Much substance abuse is a predictable response to social stress which if dealt with forthrightly and directly would result in massive civil war and either the dust settles on a revolutionary new triumph of social justice amid the ruins from which a new and better society than ever will be built, in part in memorium of the people killed in the great revolutionary struggle, or we wind up in the depths of the deepest Dark Age humanity has ever plunged itself into yet, starting over from 4000 BCE or so. Or the crisis is braked with all revolutionary potentials aborted and checked, and a long age of extra repression follows. And people go on self-medicating when society does not force it down their throats by convention or compulsion instead, to lubricate a society that otherwise would scream to a white-hot engine lock of stinking injustice unnumbed.

So while a whole panolpy of self or prescribed medication of social pain might be philosophically inferior to forthright sorting out our social mess, we might want to think twice about putting the world on cold turkey. And hurry up with that automating of driving stuff, we need it!

So I have a pretty ambivalent view of what the people behind Prohibition, who they were and what they were about accomplishing, were driving at.

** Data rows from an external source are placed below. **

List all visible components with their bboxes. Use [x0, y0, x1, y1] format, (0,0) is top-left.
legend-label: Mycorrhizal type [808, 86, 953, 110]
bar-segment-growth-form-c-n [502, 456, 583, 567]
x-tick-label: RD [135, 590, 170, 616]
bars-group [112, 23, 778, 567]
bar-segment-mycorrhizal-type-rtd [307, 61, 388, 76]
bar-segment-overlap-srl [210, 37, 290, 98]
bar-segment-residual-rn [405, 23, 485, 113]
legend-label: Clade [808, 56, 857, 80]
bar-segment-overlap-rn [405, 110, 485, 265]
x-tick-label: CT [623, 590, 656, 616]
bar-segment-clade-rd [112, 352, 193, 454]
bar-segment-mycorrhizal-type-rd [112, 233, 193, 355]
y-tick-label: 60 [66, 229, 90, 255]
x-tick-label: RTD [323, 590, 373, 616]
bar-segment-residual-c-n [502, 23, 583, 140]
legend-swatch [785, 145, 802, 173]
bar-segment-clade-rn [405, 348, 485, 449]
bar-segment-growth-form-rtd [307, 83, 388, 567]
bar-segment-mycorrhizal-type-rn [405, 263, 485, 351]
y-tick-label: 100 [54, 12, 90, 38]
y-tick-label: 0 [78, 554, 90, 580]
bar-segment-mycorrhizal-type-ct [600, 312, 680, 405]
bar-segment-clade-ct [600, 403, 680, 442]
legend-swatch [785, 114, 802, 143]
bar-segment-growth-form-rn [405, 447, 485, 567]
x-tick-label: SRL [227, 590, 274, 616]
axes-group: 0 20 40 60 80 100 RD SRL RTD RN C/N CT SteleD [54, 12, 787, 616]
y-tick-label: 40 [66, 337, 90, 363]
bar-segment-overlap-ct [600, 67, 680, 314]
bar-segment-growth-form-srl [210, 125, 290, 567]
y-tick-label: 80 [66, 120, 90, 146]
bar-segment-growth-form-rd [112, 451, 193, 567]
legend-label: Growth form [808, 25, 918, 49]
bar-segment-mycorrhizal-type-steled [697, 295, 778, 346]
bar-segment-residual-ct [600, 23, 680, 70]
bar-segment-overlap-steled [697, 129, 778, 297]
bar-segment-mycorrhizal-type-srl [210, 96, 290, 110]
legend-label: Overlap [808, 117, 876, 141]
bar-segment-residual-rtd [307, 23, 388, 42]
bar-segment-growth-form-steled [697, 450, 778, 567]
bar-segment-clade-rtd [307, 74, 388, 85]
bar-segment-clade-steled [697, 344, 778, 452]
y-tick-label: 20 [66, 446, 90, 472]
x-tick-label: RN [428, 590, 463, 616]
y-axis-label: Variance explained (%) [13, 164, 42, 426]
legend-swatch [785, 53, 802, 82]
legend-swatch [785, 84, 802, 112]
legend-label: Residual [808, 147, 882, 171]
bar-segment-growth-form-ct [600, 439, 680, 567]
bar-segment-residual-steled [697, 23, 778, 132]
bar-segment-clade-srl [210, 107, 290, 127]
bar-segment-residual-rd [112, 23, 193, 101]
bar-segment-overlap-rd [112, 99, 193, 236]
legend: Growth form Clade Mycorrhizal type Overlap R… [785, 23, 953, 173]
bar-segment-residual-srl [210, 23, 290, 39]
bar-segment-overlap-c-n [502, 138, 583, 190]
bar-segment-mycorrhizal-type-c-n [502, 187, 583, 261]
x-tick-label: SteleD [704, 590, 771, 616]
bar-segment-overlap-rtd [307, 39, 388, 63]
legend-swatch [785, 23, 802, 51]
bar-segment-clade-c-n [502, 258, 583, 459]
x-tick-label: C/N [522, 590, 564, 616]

I wouldn't want to perpetuate rather cruel stereotypes about them, however many reali life examples there were of them and still are. There are good arguments for banning the booze. Maybe not good enough to be allowed to prevail, considering other things, but certainly good enough to respect in debate and credit at least some proponents with serious good intentions and good will. Perhaps the experiment was indeed a noble one.

Not that any of my ancestors thought so!